And the Exhibit A of an old Russian proverb is…

by Lev Tsitrin

It stands to reason that views of a journalist who “won three Pulitzer Prizes [and is] the author of seven books, including [some that] won the National Book Award” and has 40-plus years of foreign policy experience should be listened to in awe. And yet, consider this, quoted from his recent op-ed titled “Biden Is Weighing a Big Middle East Deal”  that is dedicated to the possible Saudi–Israeli normalization deal:

I believe that, at a minimum, the Saudis and Americans could (and should) demand four things from Netanyahu for such a huge prize as normalization and trade with the most important Arab Muslim state:
•An official promise not to annex the West Bank — ever.
•No new West Bank settlements or expansion outward of existing settlements.
•No legalization of wildcat Jewish settlement outposts.
•And transferring some Palestinian populated territory from Area C in the West Bank (now under full Israeli control) to Areas A and B (under Palestinian Authority control) — as provided for in the Oslo accords.

In return, the Palestinian Authority would have to endorse Saudi Arabia’s peace deal with Israel.

For anyone who follows the goings-on in the Middle East, this is as bonkers as it gets: after trying to sideline Palestinians, the perpetual spoilers whose only dream is the destruction of Israel, either through peaceful means of demographic dominance, or through violent means of war and terrorism, who rejected, time and again, every attempt to settle the conflict — and starting to succeed via the Abraham Accords, pamper the Palestinian obstructionists by giving them the veto power over the dawning hope of peace between Israel and the wider Arab and Islamic world!

This does not come from an admissions essay to a kindergarten, and its jaw-dropping naivety cannot be attributed to the tender age of the writer who will surely wise up with age. No, this is coming — try not to fall from off your chair — from the New York Times, and is the product of life-long wisdom of its star reporter and columnist, Thomas Friedman!

Perhaps I am unfair to the good old Tom: maybe it is not his fault; maybe he is simply becoming senile — and senility is another infancy, of course. Or perhaps I should be lenient to him because an old dog cannot learn new tricks, and having been raised in the age of the Oslo hope, Mr. Friedman cannot abandon it. He just cannot let the empirical experience of Oslo’s spectacular failure that took the form of Palestinian suicide bombings during the Intifada that killed over a thousand Israelis and maimed several thousands more, and afterwards, of rockets coming from Gaza, to alter his deep-seated views. Some convictions are just too sacred, and cannot be dislodged by mere facts, so the mind like Mr. Friedman’s — or whatever is left of his mind — turns to explaining those facts away, rather than letting them change his much-cherished views.
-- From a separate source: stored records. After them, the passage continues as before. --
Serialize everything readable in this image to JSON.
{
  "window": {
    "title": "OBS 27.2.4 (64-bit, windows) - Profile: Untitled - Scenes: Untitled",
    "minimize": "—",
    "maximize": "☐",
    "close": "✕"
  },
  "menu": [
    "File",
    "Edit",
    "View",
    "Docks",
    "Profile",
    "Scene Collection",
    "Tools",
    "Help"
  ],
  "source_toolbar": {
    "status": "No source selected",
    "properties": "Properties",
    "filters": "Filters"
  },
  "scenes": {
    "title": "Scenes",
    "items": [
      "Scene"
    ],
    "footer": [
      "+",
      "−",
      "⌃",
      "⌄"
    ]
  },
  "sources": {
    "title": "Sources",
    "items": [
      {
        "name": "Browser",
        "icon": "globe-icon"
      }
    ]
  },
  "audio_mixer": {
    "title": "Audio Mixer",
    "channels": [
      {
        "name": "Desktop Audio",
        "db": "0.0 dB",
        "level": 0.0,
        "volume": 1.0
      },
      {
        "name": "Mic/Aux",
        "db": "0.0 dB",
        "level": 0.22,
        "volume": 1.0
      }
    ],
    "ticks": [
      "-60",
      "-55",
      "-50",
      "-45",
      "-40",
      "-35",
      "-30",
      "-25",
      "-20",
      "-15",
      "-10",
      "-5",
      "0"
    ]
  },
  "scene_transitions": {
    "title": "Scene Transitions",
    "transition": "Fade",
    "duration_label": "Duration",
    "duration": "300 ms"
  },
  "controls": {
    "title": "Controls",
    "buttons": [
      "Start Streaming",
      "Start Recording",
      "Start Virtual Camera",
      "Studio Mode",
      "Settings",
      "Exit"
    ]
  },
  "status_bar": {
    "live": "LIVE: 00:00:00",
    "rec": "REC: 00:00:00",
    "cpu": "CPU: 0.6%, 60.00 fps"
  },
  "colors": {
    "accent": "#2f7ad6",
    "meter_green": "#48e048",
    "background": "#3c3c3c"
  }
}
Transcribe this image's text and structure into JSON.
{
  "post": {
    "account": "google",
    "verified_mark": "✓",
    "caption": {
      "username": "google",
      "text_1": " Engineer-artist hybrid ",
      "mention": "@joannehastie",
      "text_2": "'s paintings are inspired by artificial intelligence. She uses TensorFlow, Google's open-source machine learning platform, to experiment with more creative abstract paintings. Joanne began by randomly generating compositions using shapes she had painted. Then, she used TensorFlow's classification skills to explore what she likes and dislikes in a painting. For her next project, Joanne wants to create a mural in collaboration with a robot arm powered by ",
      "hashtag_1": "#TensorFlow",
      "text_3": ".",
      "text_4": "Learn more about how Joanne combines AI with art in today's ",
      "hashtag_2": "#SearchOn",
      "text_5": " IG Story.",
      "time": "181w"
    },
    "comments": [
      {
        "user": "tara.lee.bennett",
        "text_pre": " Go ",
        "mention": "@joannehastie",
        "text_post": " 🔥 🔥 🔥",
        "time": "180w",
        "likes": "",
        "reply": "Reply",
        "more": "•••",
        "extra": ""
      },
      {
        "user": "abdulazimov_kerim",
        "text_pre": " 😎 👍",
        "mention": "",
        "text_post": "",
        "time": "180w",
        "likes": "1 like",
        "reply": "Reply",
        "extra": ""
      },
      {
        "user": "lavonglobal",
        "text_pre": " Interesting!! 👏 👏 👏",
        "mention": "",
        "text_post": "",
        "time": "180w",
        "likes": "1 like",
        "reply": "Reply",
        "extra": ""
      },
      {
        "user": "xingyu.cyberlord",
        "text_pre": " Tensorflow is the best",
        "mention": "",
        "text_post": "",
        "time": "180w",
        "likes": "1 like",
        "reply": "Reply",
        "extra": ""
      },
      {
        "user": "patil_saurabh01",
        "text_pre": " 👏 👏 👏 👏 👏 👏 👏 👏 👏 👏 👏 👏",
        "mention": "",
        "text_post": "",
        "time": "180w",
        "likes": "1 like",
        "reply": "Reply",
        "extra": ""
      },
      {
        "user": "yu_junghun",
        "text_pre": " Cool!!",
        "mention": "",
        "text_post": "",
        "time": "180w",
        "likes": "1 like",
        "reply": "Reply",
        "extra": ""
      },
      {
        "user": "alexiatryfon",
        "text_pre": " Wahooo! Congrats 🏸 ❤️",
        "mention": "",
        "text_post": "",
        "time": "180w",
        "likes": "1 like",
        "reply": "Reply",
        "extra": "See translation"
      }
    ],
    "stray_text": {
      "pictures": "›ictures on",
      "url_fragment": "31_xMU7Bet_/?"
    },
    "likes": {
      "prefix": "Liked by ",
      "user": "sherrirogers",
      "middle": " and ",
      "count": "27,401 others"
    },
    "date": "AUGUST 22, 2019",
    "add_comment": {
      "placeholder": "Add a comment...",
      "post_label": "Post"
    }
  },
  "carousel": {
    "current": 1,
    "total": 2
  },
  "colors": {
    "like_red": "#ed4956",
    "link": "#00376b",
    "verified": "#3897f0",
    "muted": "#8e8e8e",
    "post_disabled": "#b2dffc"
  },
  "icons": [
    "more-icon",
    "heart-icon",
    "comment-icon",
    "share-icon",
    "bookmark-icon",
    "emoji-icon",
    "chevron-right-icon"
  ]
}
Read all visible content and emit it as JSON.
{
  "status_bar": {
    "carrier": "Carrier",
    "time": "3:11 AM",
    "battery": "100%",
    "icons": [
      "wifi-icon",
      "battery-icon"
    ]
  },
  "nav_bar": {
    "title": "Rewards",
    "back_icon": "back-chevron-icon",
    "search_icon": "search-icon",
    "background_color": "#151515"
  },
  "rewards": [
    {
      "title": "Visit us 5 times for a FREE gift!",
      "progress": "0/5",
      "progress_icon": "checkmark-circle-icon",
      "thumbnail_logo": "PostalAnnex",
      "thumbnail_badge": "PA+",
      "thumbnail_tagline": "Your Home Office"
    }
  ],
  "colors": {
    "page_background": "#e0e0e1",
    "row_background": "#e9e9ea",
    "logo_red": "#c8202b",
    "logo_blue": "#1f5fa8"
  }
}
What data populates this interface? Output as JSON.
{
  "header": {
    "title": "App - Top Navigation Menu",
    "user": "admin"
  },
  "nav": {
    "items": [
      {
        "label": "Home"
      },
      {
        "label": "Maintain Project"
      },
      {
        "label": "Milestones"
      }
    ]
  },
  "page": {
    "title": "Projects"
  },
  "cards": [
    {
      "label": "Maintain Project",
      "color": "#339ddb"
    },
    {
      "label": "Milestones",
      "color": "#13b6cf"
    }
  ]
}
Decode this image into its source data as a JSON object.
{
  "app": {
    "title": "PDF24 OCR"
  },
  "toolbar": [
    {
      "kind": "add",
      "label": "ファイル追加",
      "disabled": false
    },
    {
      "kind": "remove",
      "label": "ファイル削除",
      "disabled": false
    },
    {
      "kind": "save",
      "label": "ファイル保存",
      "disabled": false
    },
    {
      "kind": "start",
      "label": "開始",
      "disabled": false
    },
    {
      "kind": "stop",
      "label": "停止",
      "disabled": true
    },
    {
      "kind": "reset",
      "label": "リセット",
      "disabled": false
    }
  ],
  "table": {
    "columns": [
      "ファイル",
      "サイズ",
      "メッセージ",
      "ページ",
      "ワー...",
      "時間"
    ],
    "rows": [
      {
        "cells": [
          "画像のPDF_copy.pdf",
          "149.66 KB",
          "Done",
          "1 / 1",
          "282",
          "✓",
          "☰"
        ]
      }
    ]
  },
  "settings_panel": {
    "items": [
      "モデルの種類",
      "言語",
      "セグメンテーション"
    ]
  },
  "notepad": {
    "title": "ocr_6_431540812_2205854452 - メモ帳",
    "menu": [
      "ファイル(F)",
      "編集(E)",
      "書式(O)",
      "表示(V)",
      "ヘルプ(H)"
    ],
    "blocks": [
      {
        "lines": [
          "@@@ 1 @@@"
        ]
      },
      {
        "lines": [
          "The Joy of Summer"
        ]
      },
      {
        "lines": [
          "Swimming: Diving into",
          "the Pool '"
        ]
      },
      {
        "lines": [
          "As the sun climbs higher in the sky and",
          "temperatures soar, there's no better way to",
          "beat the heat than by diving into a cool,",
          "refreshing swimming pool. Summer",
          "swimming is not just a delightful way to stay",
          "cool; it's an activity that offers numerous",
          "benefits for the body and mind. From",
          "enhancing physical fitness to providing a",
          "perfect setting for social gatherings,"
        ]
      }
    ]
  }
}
As the old Russian saying has it, “live an eon-long life, and do nothing but study — and you’ll still die a fool!” Having read Mr. Friedman for a while now, I wonder whether this much-celebrated winner of “three Pulitzer Prizes and the author of seven books, including “From Beirut to Jerusalem,” which won the National Book Award” should be given yet another, much-deserved distinction — that of being the textbook example of this fine piece of wisdom of the Russian folk.